Before I begin, look at this cover. My three year old son looked at it and asked if the kid sitting down in Harry Potter. Dark hair, round glasses ….. I can see it.
I’ve mentioned before that Betsy Byars sure can write a melancholy kids book. She has a tendency to write kids who just aren’t happy. Not that they’re always in dire situations (though some are in The Pinballs) but the kids in her books are vaguely depressed. The three protagonists in this book, sisters Deanie and Clara, and John D. Jones are slightly happier, kind of, than most other Byars’ protagonists.

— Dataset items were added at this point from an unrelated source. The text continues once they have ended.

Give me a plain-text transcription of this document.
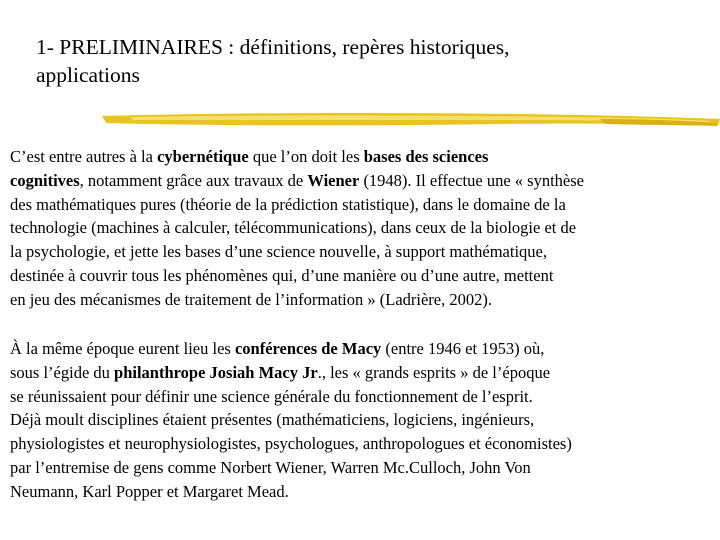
1- PRELIMINAIRES : définitions, repères historiques,
applications

C’est entre autres à la cybernétique que l’on doit les bases des sciences
cognitives, notamment grâce aux travaux de Wiener (1948). Il effectue une « synthèse
des mathématiques pures (théorie de la prédiction statistique), dans le domaine de la
technologie (machines à calculer, télécommunications), dans ceux de la biologie et de
la psychologie, et jette les bases d’une science nouvelle, à support mathématique,
destinée à couvrir tous les phénomènes qui, d’une manière ou d’une autre, mettent
en jeu des mécanismes de traitement de l’information » (Ladrière, 2002).

À la même époque eurent lieu les conférences de Macy (entre 1946 et 1953) où,
sous l’égide du philanthrope Josiah Macy Jr., les « grands esprits » de l’époque
se réunissaient pour définir une science générale du fonctionnement de l’esprit.
Déjà moult disciplines étaient présentes (mathématiciens, logiciens, ingénieurs,
physiologistes et neurophysiologistes, psychologues, anthropologues et économistes)
par l’entremise de gens comme Norbert Wiener, Warren Mc.Culloch, John Von
Neumann, Karl Popper et Margaret Mead.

Deanie and Clara are spending two weeks at the beach with their father, when he drops a bomb that his girlfriend, Delores (whom the girls have never met) and her son, John D are going to spend the vacation with them. Neither Deanie nor Clara are happy about this news, and they make no promises to be kind to John D or Delores.
John D is just as unhappy. John D is never really happy, actually. Or maybe he is – we never know because he thinks emotions are for weaklings. John D is so much like Sheldon from The Big Bang Theory. In fact, I assume John D is somewhere on the autism spectrum, but this book was published in 1984 when the spectrum wasn’t really a thing yet. John D is writing a book called “You are Smarter Than Your Teachers,” and it’s full of hints about how to get your own way. Including not showing emotion, always keeping a calm voice.
The way he’s described is a little chilling, almost sociopathic.
In the past year, John D had discovered his power over his mother. All he had to do was speak firmly and quietly and he got his way. He was amazed at how simple it was. All those years he had spent…kicking and screaming….His whining alone, he figured had taken up countless hours of his valuable life.
John D had never been bored in his life. This was because he had the constant companionship of the most intelligent, witty, and creative person in the world – himself.
The only person John D cares about ever meeting is his father. Delores is a widow – her husband, John D’s father, was killed in a plane crash a half hour before John D was born. Delores clearly has her hands full.
Deanie and Clara are more typical teenagers. They are sisters who constantly pick on and tease each other. Deanie is older and is popular and is the one doing most of the teasing. Clara is sulky and sarcastic and never gets her own way.
The result of putting three unhappy teenagers together is (predictably) awful. John D and the girls do not get along. Though throughout the book, you see John D have moments of understanding of Clara, which he is quick to dismiss and get back to his usual emotional detachment.
One day, after several miserable days, Clara takes a plastic raft into the ocean. Deanie is on the beach practicing her cheerleading moves, and John D is on the front porch writing his book. Their dad and mom have gone out. Clara falls asleep on the raft and gets pulled out beyond the waves and swells and out to sea.
John D is the first one to notice it, and gets Deanie’s attention. They find a way into town to their parents. The coast guard is contacted and they begin an extensive search – where they end up finding the raft with no Clara on it. The search is called off, and it’s assumed she’s dead.
Clara, however, had been rescued moments earlier by a fishing boat. The boat’s radio had stopped working so no one knew she was rescued until they got back to shore. The boat brings her into the coast guard office, where she has a tearful reunion with her dad and Deanie, and even with Delores. John D manages a smile.
While Clara had been missing, Deanie is upset at how much she’d picked on Clara, but a lot of the focus is on John D and how he’s feeling. Despite himself, John D sort of liked Clara’s sarcastic nature, and he is shocked to find how deeply frightened and upset he is over her disappearance.
She (Clara) was back, safe and unharmed, shaken – and yet somehow she seemed more secure. He, on the other hand, was not. His emotions, new and crude and oversize as the beginning of a carving, made a lump in his chest.
He could have written a chapter about it, he thought. “Ways to Avoid Misery.” And for the first rule be “Don’t care about anybody.” But for some reason, his book no longer seemed important. He doubted he would finish it.